Il ragazzo ridacchiava, il viso appoggiato alla mano mentre ascoltava rapito la storia di come la sua band preferita si fosse conosciuta e fatta strada. Non avevano idea di cosa sarebbero diventati, ma le coincidenze che guidano il destino delle persone sono più forti di ogni cosa.
Nonostante il gioco, Eren decise di prendere un altro piccolo sorso del proprio drink, forse per abituarsi al sapore forte, poco per volta.
La nuova domanda di Levi arrivò un istante dopo, facendogli quasi andare l'alcol di traverso.
«Mai stato con una donna?»
«Uhm, si certo. Al terzo anno di liceo. La mia prima volta...» rispose guardando il ghiaccio affondare e risalire nel bicchiere.
«Com'è stato?»
«Oh, terribile e bellissimo insieme. Eravamo a casa sua. Dovevamo studiare, ma me la sono ritrovata addosso prima di riuscire a capire che cosa stesse succedendo.» Alzò le spalle, trattenendo una risata. «Per lei non era la prima volta, aveva un anno più di me. È stata lei a guidarmi, aveva il controllo di tutta la situazione, ma a me piaceva tanto e mi sentivo la persona più fortunata del pianeta...» D'un tratto si tirò su di scatto, guardando verso Levi con la fronte aggrottata e lo sguardo accusatore. «Ehi, mi hai fatto saltare il turno, dovevi essere tu a rispondere a me!»
«Peggio per te. Non è colpa mia se eri distratto...» sorrise l'uomo dietro il bordo di cristallo, prima di portarlo alle labbra. Lo sorseggiò volutamente con calma, assaporando il gusto del liquore al caffé, studiando il volto imbronciato di Eren. Era adorabilmente ingenuo, così semplice da prendere in giro.
«Beh, allora ora ne farò io due di fila!» borbottò, incrociando le braccia e girandosi verso di lui. «Ti rigiro la domanda. Sei stato anche con delle donne o ti piacciono solo i toy boy?»
«Questa vale per due, moccioso. Una donna soltanto ma, anche se non è stato un completo disastro, mi ha spinto ad esplorare altri orizzonti. E no, non solo i toy boy: l'uomo navigato ha il suo fascino, ma essere l'esperto della situazione non mi dispiace affatto. E a te...? Piacciono solo gli uomini adulti e di successo?»
«Quando ne troverò uno, te lo farò sapere» rispose, sporgendosi appena verso di lui per poi fargli l'occhiolino.
«Non so se sentirmi offeso per non essere considerato di successo, o lusingato dal fatto che mi trovi giovane...» affermò, inarcando un sopracciglio. «O magari non ti piaccio affatto?»

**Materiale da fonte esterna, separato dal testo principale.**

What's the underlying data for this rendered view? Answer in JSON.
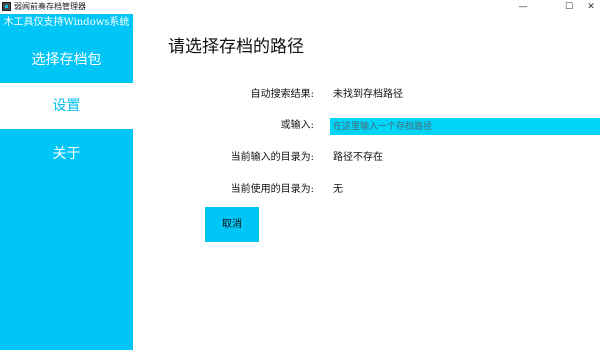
{
  "window": {
    "title": "弱闻前奏存档管理器",
    "min_glyph": "—",
    "max_glyph": "☐",
    "close_glyph": "✕"
  },
  "sidebar": {
    "subtitle": "木工具仅支持Windows系统",
    "items": [
      {
        "label": "选择存档包",
        "active": false
      },
      {
        "label": "设置",
        "active": true
      },
      {
        "label": "关于",
        "active": false
      }
    ],
    "accent_color": "#00c6f8"
  },
  "main": {
    "title": "请选择存档的路径",
    "auto_search_label": "自动搜索结果:",
    "auto_search_value": "未找到存档路径",
    "input_label": "或输入:",
    "input_placeholder": "在这里输入一个存档路径",
    "input_value": "",
    "current_input_label": "当前输入的目录为:",
    "current_input_value": "路径不存在",
    "current_used_label": "当前使用的目录为:",
    "current_used_value": "无",
    "cancel_label": "取消"
  }
}
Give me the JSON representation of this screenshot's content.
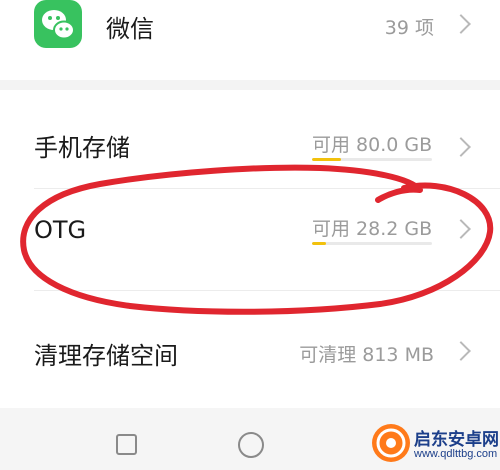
{
  "storage_list": {
    "wechat": {
      "label": "微信",
      "value": "39 项"
    },
    "phone_storage": {
      "label": "手机存储",
      "value": "可用 80.0 GB",
      "used_fraction": 0.11
    },
    "otg": {
      "label": "OTG",
      "value": "可用 28.2 GB",
      "used_fraction": 0.06
    },
    "cleanup": {
      "label": "清理存储空间",
      "value": "可清理 813 MB"
    }
  },
  "annotation": {
    "color": "#e0262f"
  },
  "watermark": {
    "title": "启东安卓网",
    "url": "www.qdlttbg.com"
  },
  "colors": {
    "bar_fill": "#f2c10c",
    "wechat_green": "#38c25f"
  }
}
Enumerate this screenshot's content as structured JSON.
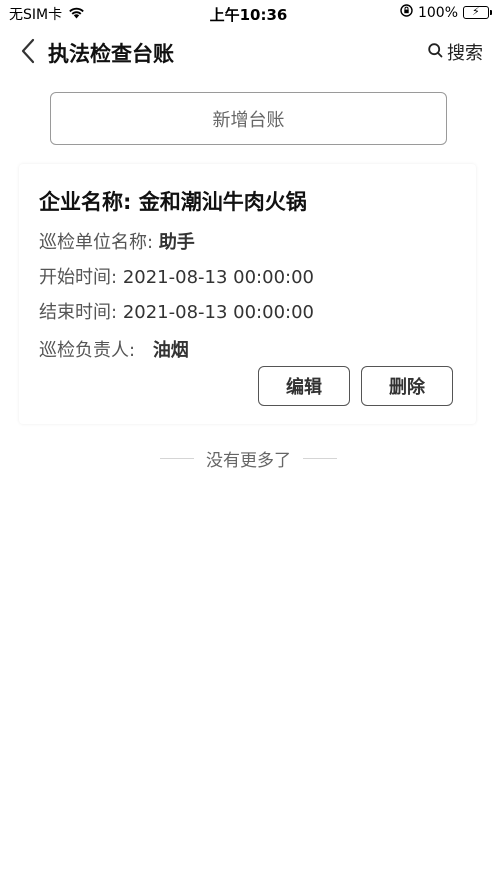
{
  "status_bar": {
    "carrier": "无SIM卡",
    "time": "上午10:36",
    "battery": "100%"
  },
  "nav": {
    "title": "执法检查台账",
    "search_label": "搜索"
  },
  "add_button_label": "新增台账",
  "record": {
    "company": "企业名称: 金和潮汕牛肉火锅",
    "unit_label": "巡检单位名称:",
    "unit_value": "助手",
    "start_label": "开始时间:",
    "start_value": "2021-08-13 00:00:00",
    "end_label": "结束时间:",
    "end_value": "2021-08-13 00:00:00",
    "person_label": "巡检负责人:",
    "person_value": "油烟",
    "edit_label": "编辑",
    "delete_label": "删除"
  },
  "footer_text": "没有更多了",
  "colors": {
    "battery_green": "#34c759",
    "text_primary": "#111111",
    "text_secondary": "#555555"
  }
}
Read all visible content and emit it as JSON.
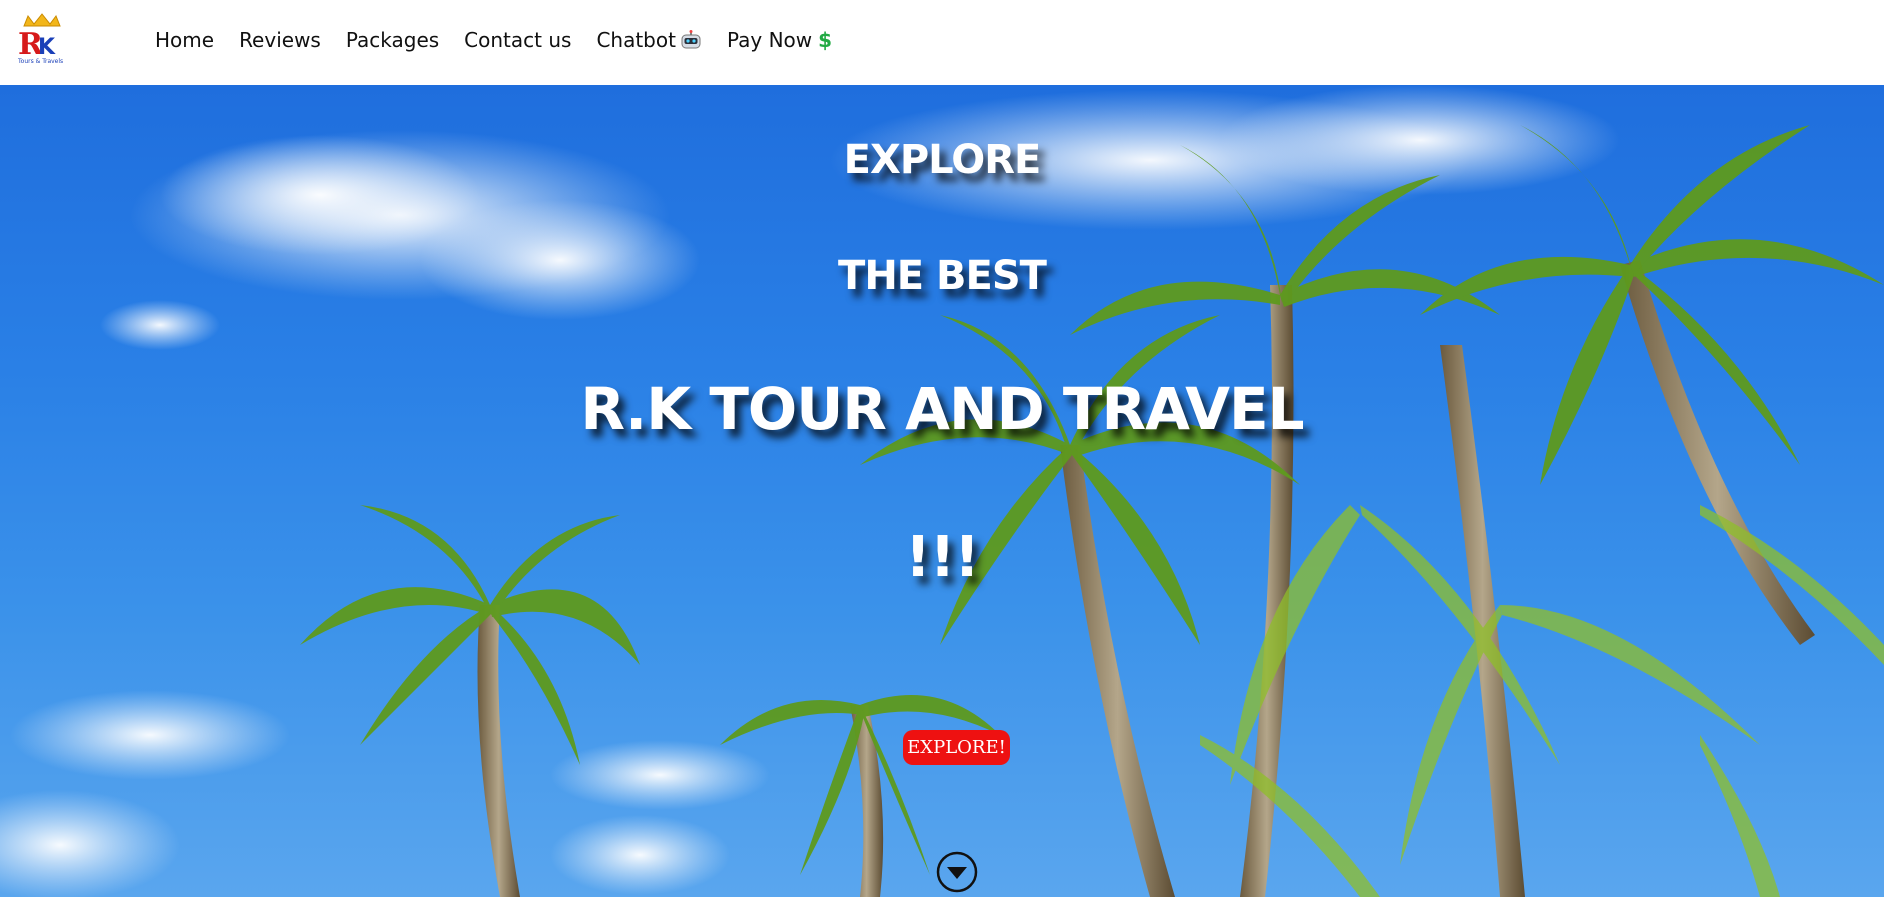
{
  "header": {
    "logo_icon": "rk-tours-travels-logo",
    "logo_text": "Tours & Travels",
    "nav": [
      {
        "label": "Home"
      },
      {
        "label": "Reviews"
      },
      {
        "label": "Packages"
      },
      {
        "label": "Contact us"
      },
      {
        "label": "Chatbot",
        "icon": "robot-icon"
      },
      {
        "label": "Pay Now",
        "icon": "dollar-icon"
      }
    ]
  },
  "hero": {
    "line1": "EXPLORE",
    "line2": "THE BEST",
    "line3": "R.K TOUR AND TRAVEL",
    "line4": "!!!",
    "button_label": "EXPLORE!",
    "scroll_icon": "chevron-down-circle-icon"
  },
  "colors": {
    "button": "#ee1111",
    "dollar": "#22aa44",
    "sky": "#2a80e6"
  }
}
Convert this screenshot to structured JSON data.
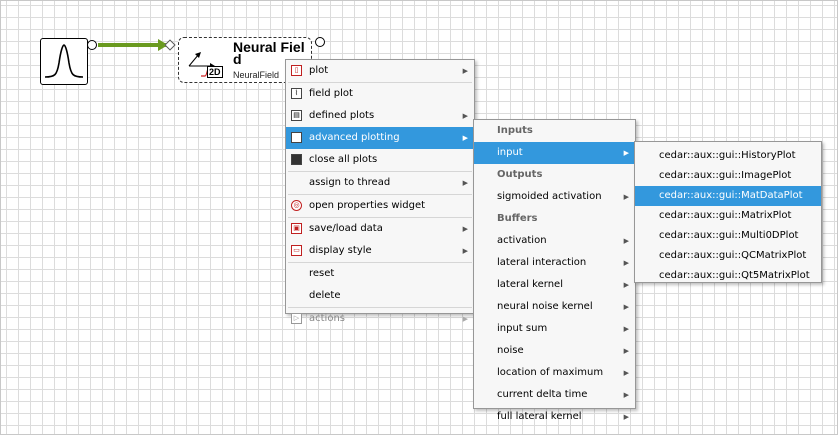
{
  "canvas": {
    "grid_color": "#dcdcdc",
    "connection_color": "#6a9a1f"
  },
  "field_node": {
    "title": "Neural Field",
    "title_line1": "Neural Fiel",
    "title_line2": "d",
    "class_name": "NeuralField",
    "dimension_badge": "2D"
  },
  "context_menu": {
    "items": [
      {
        "label": "plot",
        "icon": "plot-icon",
        "submenu": true
      },
      {
        "label": "field plot",
        "icon": "field-plot-icon",
        "submenu": false
      },
      {
        "label": "defined plots",
        "icon": "defined-plots-icon",
        "submenu": true
      },
      {
        "label": "advanced plotting",
        "icon": "advanced-plotting-icon",
        "submenu": true,
        "highlighted": true
      },
      {
        "label": "close all plots",
        "icon": "close-plots-icon",
        "submenu": false
      },
      {
        "label": "assign to thread",
        "icon": null,
        "submenu": true
      },
      {
        "label": "open properties widget",
        "icon": "properties-icon",
        "submenu": false
      },
      {
        "label": "save/load data",
        "icon": "save-load-icon",
        "submenu": true
      },
      {
        "label": "display style",
        "icon": "display-style-icon",
        "submenu": true
      },
      {
        "label": "reset",
        "icon": null,
        "submenu": false
      },
      {
        "label": "delete",
        "icon": null,
        "submenu": false
      },
      {
        "label": "actions",
        "icon": "actions-icon",
        "submenu": true,
        "disabled": true
      }
    ]
  },
  "data_menu": {
    "sections": {
      "inputs": "Inputs",
      "outputs": "Outputs",
      "buffers": "Buffers"
    },
    "inputs": [
      "input"
    ],
    "outputs": [
      "sigmoided activation"
    ],
    "buffers": [
      "activation",
      "lateral interaction",
      "lateral kernel",
      "neural noise kernel",
      "input sum",
      "noise",
      "location of maximum",
      "current delta time",
      "full lateral kernel"
    ]
  },
  "plot_menu": {
    "items": [
      "cedar::aux::gui::HistoryPlot",
      "cedar::aux::gui::ImagePlot",
      "cedar::aux::gui::MatDataPlot",
      "cedar::aux::gui::MatrixPlot",
      "cedar::aux::gui::Multi0DPlot",
      "cedar::aux::gui::QCMatrixPlot",
      "cedar::aux::gui::Qt5MatrixPlot"
    ],
    "highlighted": "cedar::aux::gui::MatDataPlot"
  },
  "colors": {
    "highlight": "#3398dd",
    "menu_bg": "#f7f7f7"
  }
}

«È una domanda?» chiese, tornando al proprio posto. Doveva scegliere, capire se voleva rispondere. E decise di rischiare. «Mi piaci, Levi... Non hai motivo di dubitarne...»
Levi sorrise, nascosto dal proprio bicchiere.
Era disarmante il modo in cui Eren riusciva a dire esattamente ciò che desiderava sentire, colpendolo lì dove credeva di non poter provare granché. Non era mai stato un tipo sentimentale. Il sesso senza impegno gli era sempre bastato, ma da quando aveva incrociato lo sguardo del ragazzo qualcosa in lui, inaspettatamente, pareva essere cambiato. Eren lo faceva sentire voluto, desiderato, vivo, in un modo del tutto nuovo. Con lui non era L, ma semplicemente Levi.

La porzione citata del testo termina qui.